Se il dibattito settembrino de La Sinistra verterà soltanto sul posizionamento elettorale in vista delle politiche e sulla scelta del “meno peggio“, allora non avremo fatto altro che ripartire da una ennesima casella del “via” del gioco dell’oca. Un’oca anche abbastanza stupida…
Se invece il dibattito comprenderà anche la questione elettorale ma metterà prima di tutto al centro una questione culturale e politica che, quindi, abbracci il sociale, allora, proprio nella ricostruzione di una ideologia necessaria al cambiamento, potremo sperare di incontrarci tra diversi, mantenendo le nostre autonomie, ma siglando un patto che ci veda veramente uniti su proposizioni effettive, che dobbiamo poter sentire come comuni, come legami di una alleanza ritrovata.
Non possiamo lasciare al PD lo spazio di una sinistra che non può rappresentare per il ruolo che si è dato nel tempo e che una pennellata di finto progressismo zingarettiano non cancella, soprattutto se accanto spunta sempre Calenda con il suo teorema europeista.

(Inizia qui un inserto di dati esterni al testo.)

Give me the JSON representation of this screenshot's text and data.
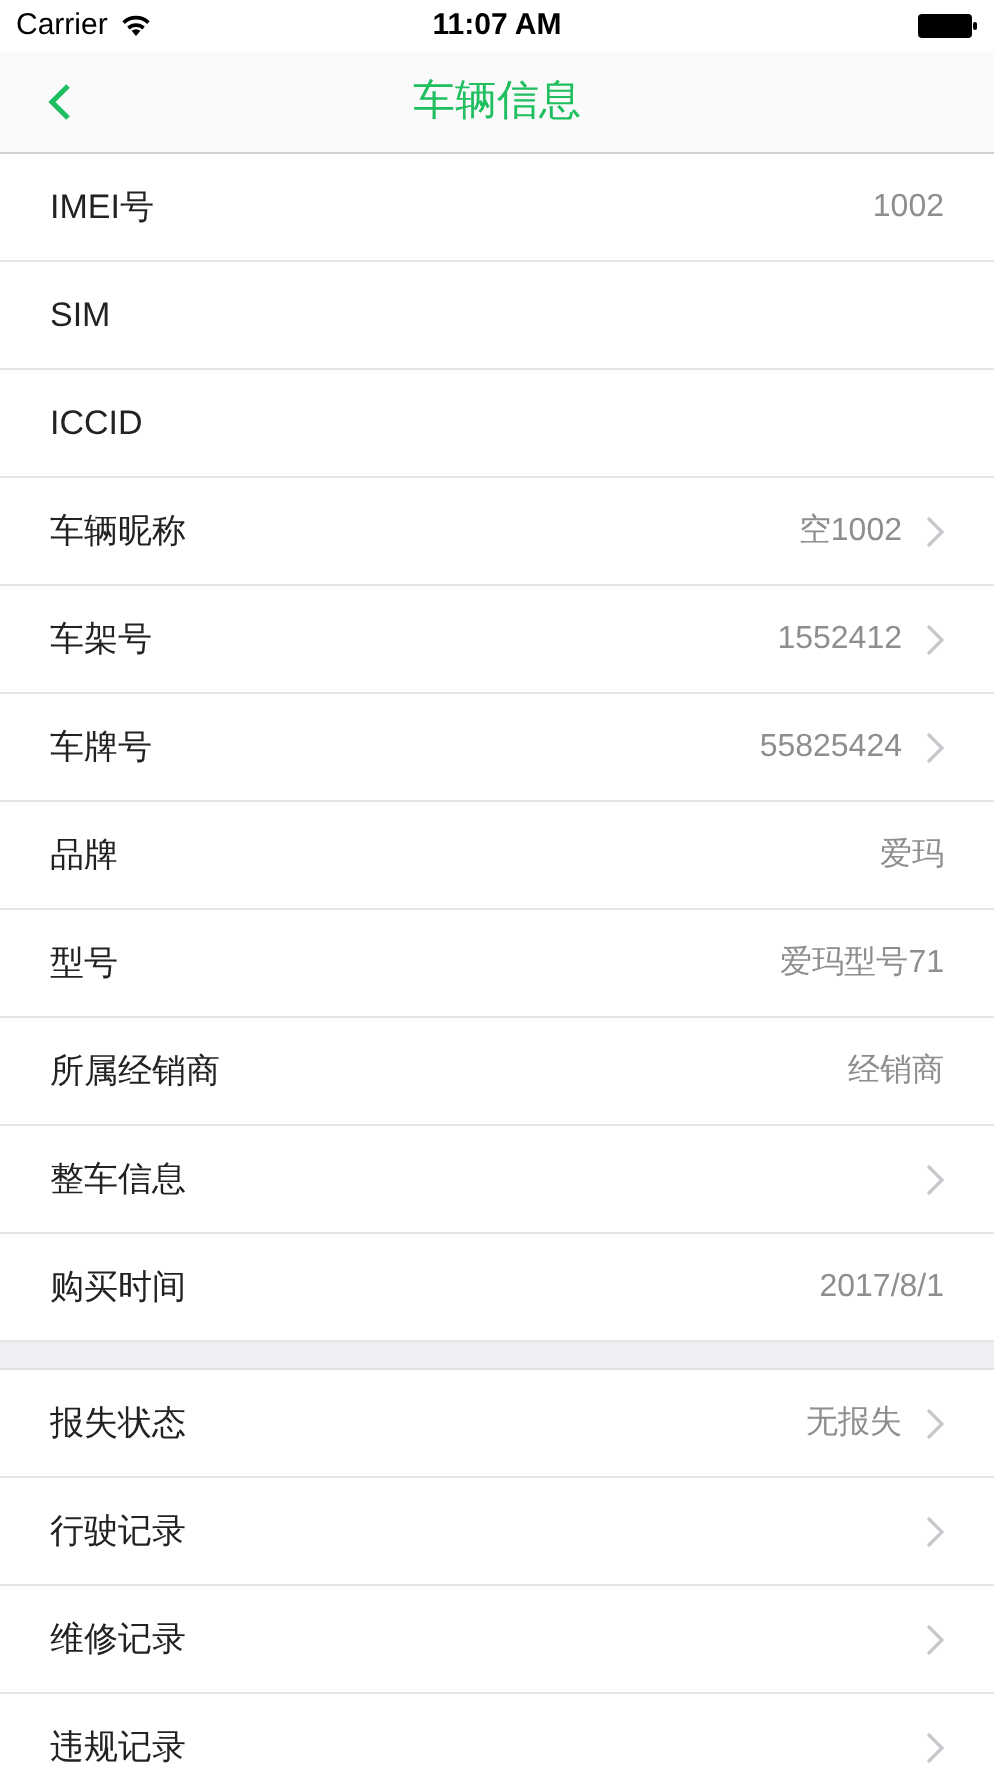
{
  "status_bar": {
    "carrier": "Carrier",
    "time": "11:07 AM"
  },
  "nav": {
    "title": "车辆信息"
  },
  "groups": [
    {
      "rows": [
        {
          "label": "IMEI号",
          "value": "1002",
          "chevron": false
        },
        {
          "label": "SIM",
          "chevron": false
        },
        {
          "label": "ICCID",
          "chevron": false
        },
        {
          "label": "车辆昵称",
          "value": "空1002",
          "chevron": true
        },
        {
          "label": "车架号",
          "value": "1552412",
          "chevron": true
        },
        {
          "label": "车牌号",
          "value": "55825424",
          "chevron": true
        },
        {
          "label": "品牌",
          "value": "爱玛",
          "chevron": false
        },
        {
          "label": "型号",
          "value": "爱玛型号71",
          "chevron": false
        },
        {
          "label": "所属经销商",
          "value": "经销商",
          "chevron": false
        },
        {
          "label": "整车信息",
          "chevron": true
        },
        {
          "label": "购买时间",
          "value": "2017/8/1",
          "chevron": false
        }
      ]
    },
    {
      "rows": [
        {
          "label": "报失状态",
          "value": "无报失",
          "chevron": true
        },
        {
          "label": "行驶记录",
          "chevron": true
        },
        {
          "label": "维修记录",
          "chevron": true
        },
        {
          "label": "违规记录",
          "chevron": true
        }
      ]
    }
  ]
}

Zingaretti potrà anche proporsi come l’innovatore, come colui che anela ricostruire il “centrosinistra”, ma poi la tara la mette Calenda e la metterebbero anche gli alleati di contorno tutti protesi verso una difesa strenue del liberismo merceologico di stampo ultraconfindustriale, con gli occhi ben fissi su Bruxelles e su Francoforte.
La Sinistra, ancora una volta, o è anticapitalista o non è: senza se e senza ma.